Jeder siebte Haushalt kann seine Rechnungen nicht bezahlen. In Neukölln haben die Menschen die meisten finanziellen Probleme

Die Verschuldung in Berlin nimmt weiter zu. Inzwischen gilt jeder siebte Haushalt in der Stadt als überschuldet. Wie aus dem jetzt vorgelegten Schuldneratlas der Wirtschaftsauskunftei Creditreform hervorgeht, können 15,2 Prozent der Berliner Haushalte ihren finanziellen Verpflichtungen nicht nachkommen. Im Vorjahr waren es 14,8 Prozent. Damit ist die Quote in Berlin weitaus höher als im Bundesdurchschnitt (10,7 Prozent). Rund 430 000 Menschen sind davon betroffen. Auf Länderebene schneidet lediglich Bremen geringfügig schlechter ab, dort liegt die Überschuldungsquote bei 15,3 Prozent. Die wenigsten Schuldenprobleme gibt es in Bayern (7,7 Prozent).

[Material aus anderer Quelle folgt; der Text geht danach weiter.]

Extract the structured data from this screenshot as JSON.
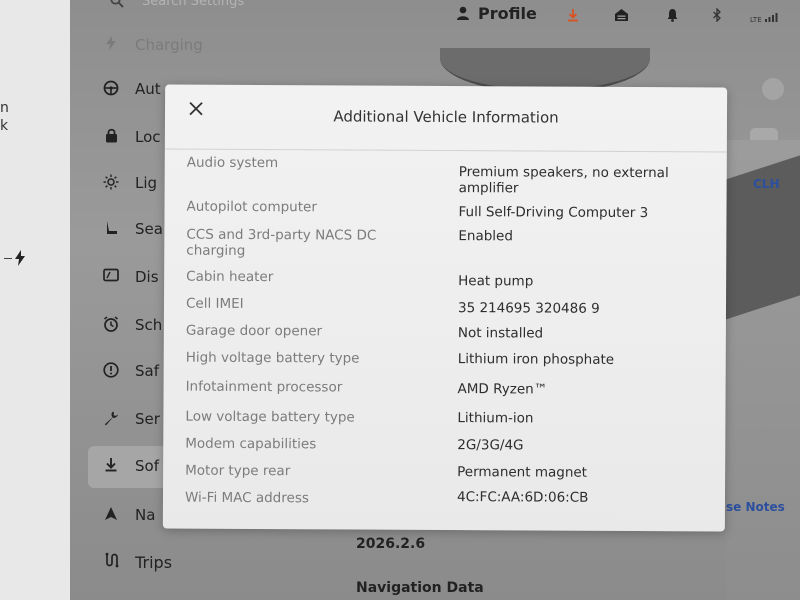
{
  "left_strip": {
    "fragments": [
      "n",
      "k"
    ],
    "bolt_icon": "lightning-icon"
  },
  "search": {
    "placeholder": "Search Settings",
    "icon": "search-icon"
  },
  "topbar": {
    "profile_label": "Profile",
    "icons": [
      "person-icon",
      "download-icon",
      "garage-icon",
      "bell-icon",
      "bluetooth-icon",
      "lte-signal-icon"
    ],
    "lte_label": "LTE",
    "download_color": "#d9531e"
  },
  "menu": {
    "items": [
      {
        "icon": "charging-icon",
        "label": "Charging",
        "dim": true
      },
      {
        "icon": "steering-wheel-icon",
        "label": "Aut"
      },
      {
        "icon": "lock-icon",
        "label": "Loc"
      },
      {
        "icon": "sun-icon",
        "label": "Lig"
      },
      {
        "icon": "seat-icon",
        "label": "Sea"
      },
      {
        "icon": "display-icon",
        "label": "Dis"
      },
      {
        "icon": "clock-icon",
        "label": "Sch"
      },
      {
        "icon": "warning-icon",
        "label": "Saf"
      },
      {
        "icon": "wrench-icon",
        "label": "Ser"
      },
      {
        "icon": "download-icon",
        "label": "Sof",
        "selected": true
      },
      {
        "icon": "navigation-icon",
        "label": "Na"
      }
    ],
    "trips_label": "Trips"
  },
  "software": {
    "version": "2026.2.6",
    "navigation_data_label": "Navigation Data",
    "release_notes_label": "se Notes",
    "driver_initials": "CLH"
  },
  "modal": {
    "title": "Additional Vehicle Information",
    "close_icon": "close-icon",
    "rows": [
      {
        "label": "Audio system",
        "value": "Premium speakers, no external amplifier"
      },
      {
        "label": "Autopilot computer",
        "value": "Full Self-Driving Computer 3"
      },
      {
        "label": "CCS and 3rd-party NACS DC charging",
        "value": "Enabled"
      },
      {
        "label": "Cabin heater",
        "value": "Heat pump"
      },
      {
        "label": "Cell IMEI",
        "value": "35 214695 320486 9"
      },
      {
        "label": "Garage door opener",
        "value": "Not installed"
      },
      {
        "label": "High voltage battery type",
        "value": "Lithium iron phosphate"
      },
      {
        "label": "Infotainment processor",
        "value": "AMD Ryzen™"
      },
      {
        "label": "Low voltage battery type",
        "value": "Lithium-ion"
      },
      {
        "label": "Modem capabilities",
        "value": "2G/3G/4G"
      },
      {
        "label": "Motor type rear",
        "value": "Permanent magnet"
      },
      {
        "label": "Wi-Fi MAC address",
        "value": "4C:FC:AA:6D:06:CB"
      }
    ]
  },
  "colors": {
    "link_blue": "#2c4f9e",
    "modal_bg": "#f0f0f0",
    "key_text": "#7c7c7c",
    "value_text": "#2e2e2e"
  }
}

Besonders dramatisch ist die Situation in Neukölln (21,7 Prozent). Mehr als jeder fünfte Haushalt kann dort seine Rechnungen nicht bezahlen. Es folgen Mitte (19,9 Prozent) und Friedrichshain-Kreuzberg (17,18 Prozent). Creditreform spricht von „kulturellen und politischen Problembezirken“ mit überdurchschnittlichen Schuldenzuwächsen und bezeichnet diese als „Schuldenghettos“. Betroffen sind vor allem junge Menschen und Haushalte mit Kindern. Die wenigsten Schuldner gibt es in Steglitz-Zehlendorf (9,76 Prozent). In Reinickendorf und Treptow-Köpenick gibt es am Stadtrand ebenfalls Regionen mit sehr niedrigen Anteilen. Nach Angaben von Creditreform nimmt auch die Zahl der Privatinsolvenzen weiter zu. Mit dem Verfahren können sich Haushalte von ihren Schulden befreien. Im ersten Halbjahr haben bereits 3540 Haushalte von dieser Möglichkeit Gebrauch gemacht (siehe Kasten).

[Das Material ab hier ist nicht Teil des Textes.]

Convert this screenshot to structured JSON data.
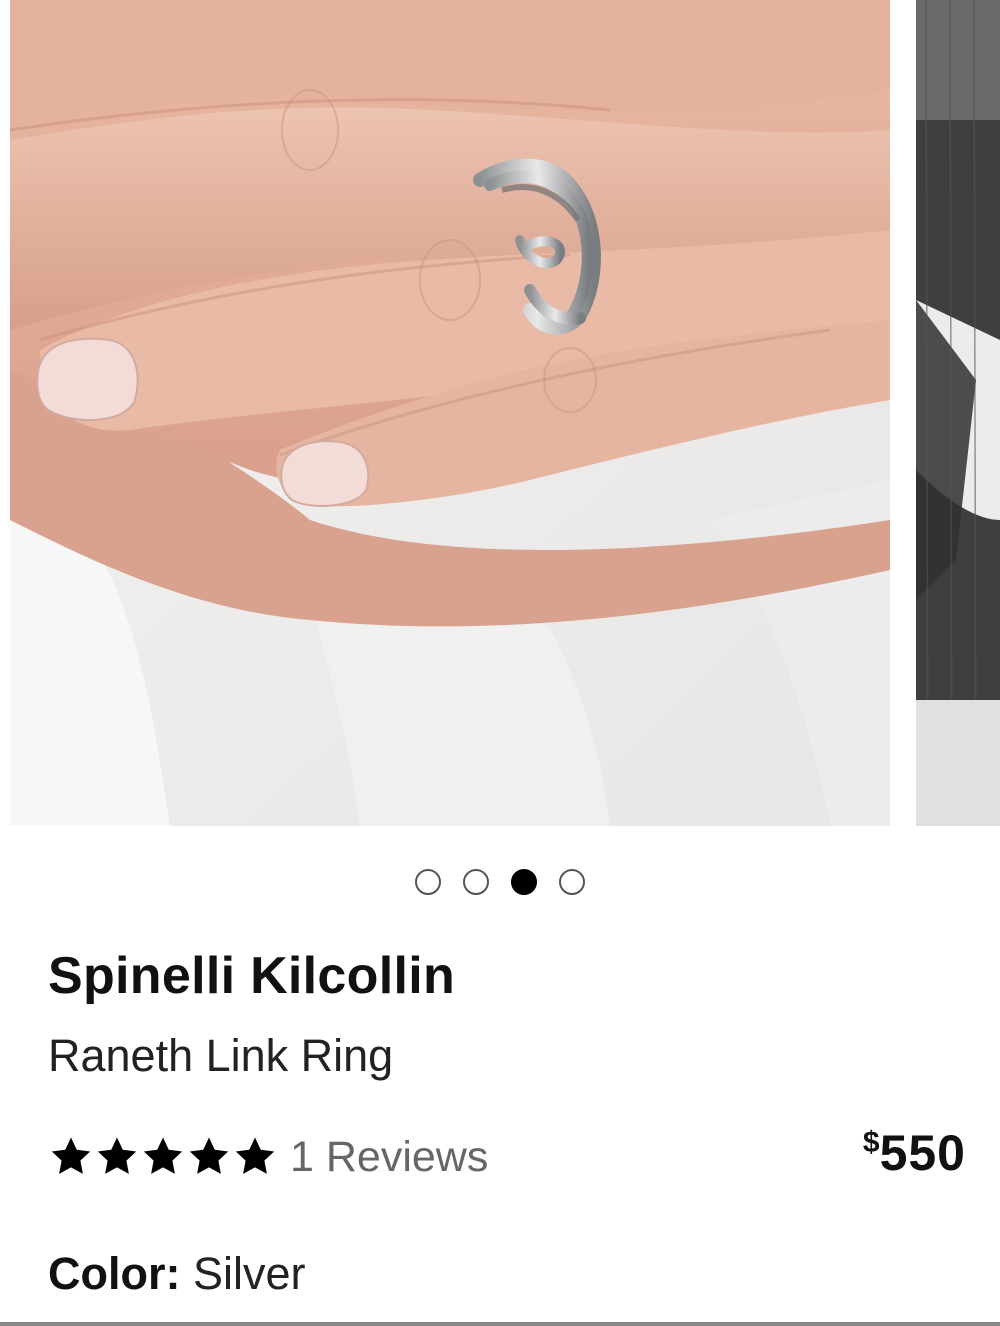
{
  "carousel": {
    "total_slides": 4,
    "active_index": 2,
    "main_image_alt": "Hand wearing silver linked ring",
    "next_image_alt": "Model in gray suit"
  },
  "product": {
    "brand": "Spinelli Kilcollin",
    "name": "Raneth Link Ring",
    "rating": 5,
    "reviews_label": "1 Reviews",
    "price_currency": "$",
    "price_amount": "550",
    "color_label": "Color:",
    "color_value": " Silver"
  },
  "colors": {
    "text_primary": "#111111",
    "text_muted": "#666666",
    "dot_active": "#000000"
  },
  "icons": [
    "star-icon"
  ]
}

Die Senatssozialverwaltung bezeichnet die hohe Arbeitslosigkeit in der Stadt als Hauptursache für die Schuldenproblematik. Auch wenn sie im letzten Jahr rückläufig war, liegt sie mit einer Quote von 16,1 Prozent immer noch weiter über dem Bundesdurchschnitt. Hinzu komme, dass in Berlin der Anteil der Alleinerziehenden mit 44 Prozent ebenfalls wesentlich höher sei. Sprecherin Regina Kneiding verweist darauf, dass der Senat aufgrund dieser schwierigen Situation die Finanzierung der 21 Schuldnerberatungsstellen in der Stadt gesichert und im vergangenen Jahr sogar aufgestockt habe. 5,1 Millionen Euro stehen dafür im Etat des Landes zur Verfügung. Die Beratungsstellen merken den Anstieg der Haushalte mit finanziellen Problemen. „Es brummt bei uns“, sagt Peter Zwegat von der Friedrichshainer Beratungsstelle Dilab. „Der Anstieg ist seit zwei Jahren enorm.“ Eine der Ursachen sei auch die Einführung vom Arbeitslosengeld II Anfang 2005. In Berlin leben rund 330 000 Haushalte von Leistungen nach Hartz IV. Zwegat beobachtet, dass auch überschuldete Haushalte von aggressiver Werbung wie jetzt in der Vorweihnachtszeit weiter in die Schuldenfalle getrieben werden. Und die Erhöhung der Mehrwertsteuer im kommenden Jahr veranlasse die Menschen ebenfalls zu Käufen, die sie sich nicht leisten könnten.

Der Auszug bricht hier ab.